Önceki gün hava kasvetli olunca iyi gider diyerek psikolojik bir film izlemeye niyetlendim. Çayı demleyip bardağımı doldurduğumda karşıma Gizli Yüz çıktı. Orhan Pamuk'un Kara Kitap adlı eserinden yola çıkarak senaryosunu da kendisinin yazdığı film tam da benim sevdiğim türdendi. 

Kahramanının kendisini "Bir zamanlar herkesin unuttuğu bir ülkede küçük bir kız ile babası yapayalnız yaşarlarmış. Babası kızını öyle çok severmiş ki, bambaşka bir hayatı olsun istermiş. Büyüyüp kocaman bir kadın olduğunda kızı Kaf Dağı'nın arkasındaki kuşu bulacak, bütün talihsizlerin yüzünü birbirine benzeten tılsımı çözecekmiş." diye anlattığı filmin derinliği bir blog yazısının sınırlarını aşar. Ama filme dikkat çekip izlemeyenler için de çok fazla ipucu vermeden bir şeyler karalamak da filme vefa borcudur diyerek bir kaç noktayı vurgulayacağım.

Bir yerlere yetişme telaşıyla yaşadığımız şu günlerde filmin temposu özellikle genç seyirciye ağır gelebilir ama popüler kültürden yakasını azıcık kurtararak bireyselleşme yoluna girmiş her kişiye hitap edecektir diye düşünüyorum. Çünkü hayat, ancak yavaşlayarak farkına varılacak tatları taliplerine sunar. 

İstanbul'un binaya boğulmadığı, sokaklarından hallaçların, oduncuların, eskicilerin geçtiği zamanlarda, 1991 yılında çekilen film çok daha öncelere aitmiş gibi duruyor. Oysa sadece 26 yıl geçmiş. Ve biz artık bu filmdeki her şeyden öyle uzağız ki, kaybettiğimiz her ayrıntı bizden çok şeyler götürmüş. 
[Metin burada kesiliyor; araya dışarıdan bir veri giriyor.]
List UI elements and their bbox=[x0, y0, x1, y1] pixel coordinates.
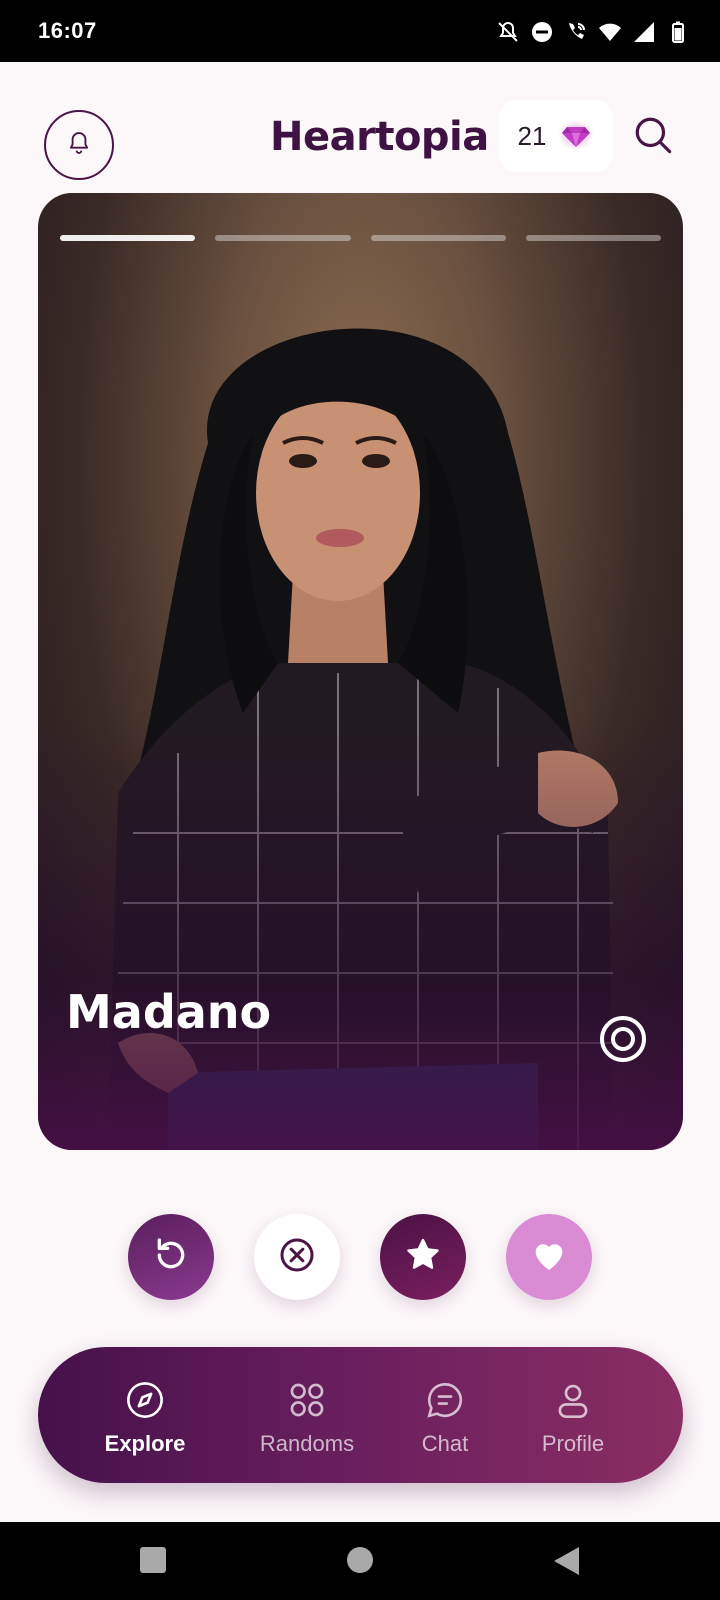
photo-progress-segment bbox=[525, 235, 661, 241]
bottom-nav: Explore Randoms Chat Profile bbox=[38, 1347, 683, 1483]
status-icons bbox=[496, 18, 690, 46]
nav-item-explore[interactable]: Explore bbox=[80, 1377, 210, 1467]
target-icon bbox=[597, 1013, 649, 1070]
nav-label-explore: Explore bbox=[104, 1431, 186, 1456]
view-profile-button[interactable] bbox=[597, 1015, 649, 1067]
compass-icon bbox=[122, 1377, 168, 1423]
mute-bell-icon bbox=[496, 20, 520, 44]
star-icon bbox=[404, 1236, 442, 1279]
app-logo: Heartopia bbox=[270, 114, 489, 160]
profile-name: Madano bbox=[66, 985, 272, 1039]
system-nav-bar bbox=[0, 1522, 720, 1600]
search-button[interactable] bbox=[628, 112, 678, 162]
home-button[interactable] bbox=[346, 1546, 374, 1579]
photo-progress bbox=[60, 235, 661, 241]
gem-icon bbox=[558, 118, 595, 155]
gem-counter[interactable]: 21 bbox=[499, 100, 613, 172]
wifi-icon bbox=[598, 20, 622, 44]
back-button[interactable] bbox=[552, 1546, 580, 1581]
chat-bubble-icon bbox=[422, 1377, 468, 1423]
heart-icon bbox=[529, 1235, 569, 1280]
rewind-button[interactable] bbox=[128, 1214, 214, 1300]
status-bar: 16:07 bbox=[0, 0, 720, 62]
photo-progress-segment bbox=[60, 235, 196, 241]
cell-signal-icon bbox=[632, 20, 656, 44]
notifications-button[interactable] bbox=[44, 110, 114, 180]
profile-card[interactable]: Madano bbox=[38, 193, 683, 1150]
bell-icon bbox=[65, 129, 93, 162]
nav-label-randoms: Randoms bbox=[259, 1431, 355, 1456]
photo-progress-segment bbox=[370, 235, 506, 241]
search-icon bbox=[632, 114, 674, 161]
wifi-call-icon bbox=[564, 20, 588, 44]
super-like-button[interactable] bbox=[380, 1214, 466, 1300]
person-icon bbox=[550, 1377, 596, 1423]
nav-item-randoms[interactable]: Randoms bbox=[242, 1377, 372, 1467]
swipe-actions bbox=[0, 1214, 720, 1304]
do-not-disturb-icon bbox=[530, 20, 554, 44]
recents-button[interactable] bbox=[139, 1546, 167, 1579]
nav-item-profile[interactable]: Profile bbox=[508, 1377, 638, 1467]
close-circle-icon bbox=[277, 1235, 317, 1280]
nope-button[interactable] bbox=[254, 1214, 340, 1300]
grid-icon bbox=[284, 1377, 330, 1423]
photo-progress-segment bbox=[215, 235, 351, 241]
battery-icon bbox=[666, 20, 690, 44]
nav-label-profile: Profile bbox=[541, 1431, 605, 1456]
gem-count: 21 bbox=[517, 120, 547, 151]
rewind-icon bbox=[151, 1235, 191, 1280]
status-time: 16:07 bbox=[38, 18, 97, 43]
nav-label-chat: Chat bbox=[421, 1431, 469, 1456]
nav-item-chat[interactable]: Chat bbox=[380, 1377, 510, 1467]
app-header: Heartopia 21 bbox=[0, 62, 720, 192]
like-button[interactable] bbox=[506, 1214, 592, 1300]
Nerede o eski günler nostaljicilerinden değilim. Her günün her gelişmenin artısı ve eksisiyle hayatımıza kaçınılmaz yönler verdiğini düşünürüm. 

Zaman değişir, ihtiyaçlar başkalaşır, akışın önünde durulamaz. Ama kabul edelim ki, insanın yer yüzüne çıktığı günden beri değişmeden süregelen anlam arayışı bu diyarı terk edene kadar devam edecektir.  
Bu nedenle değişen şartlara uyum sağlarken ruhları oyalayacak değil doyuracak yollar bulmak zorundayız. Bunun en kestirme yolu dışımızdaki kargaşaya rağmen içimizde basit sakin bir dünya kurmakta. Bu yol ise kestirme olduğu kadar zorlu. 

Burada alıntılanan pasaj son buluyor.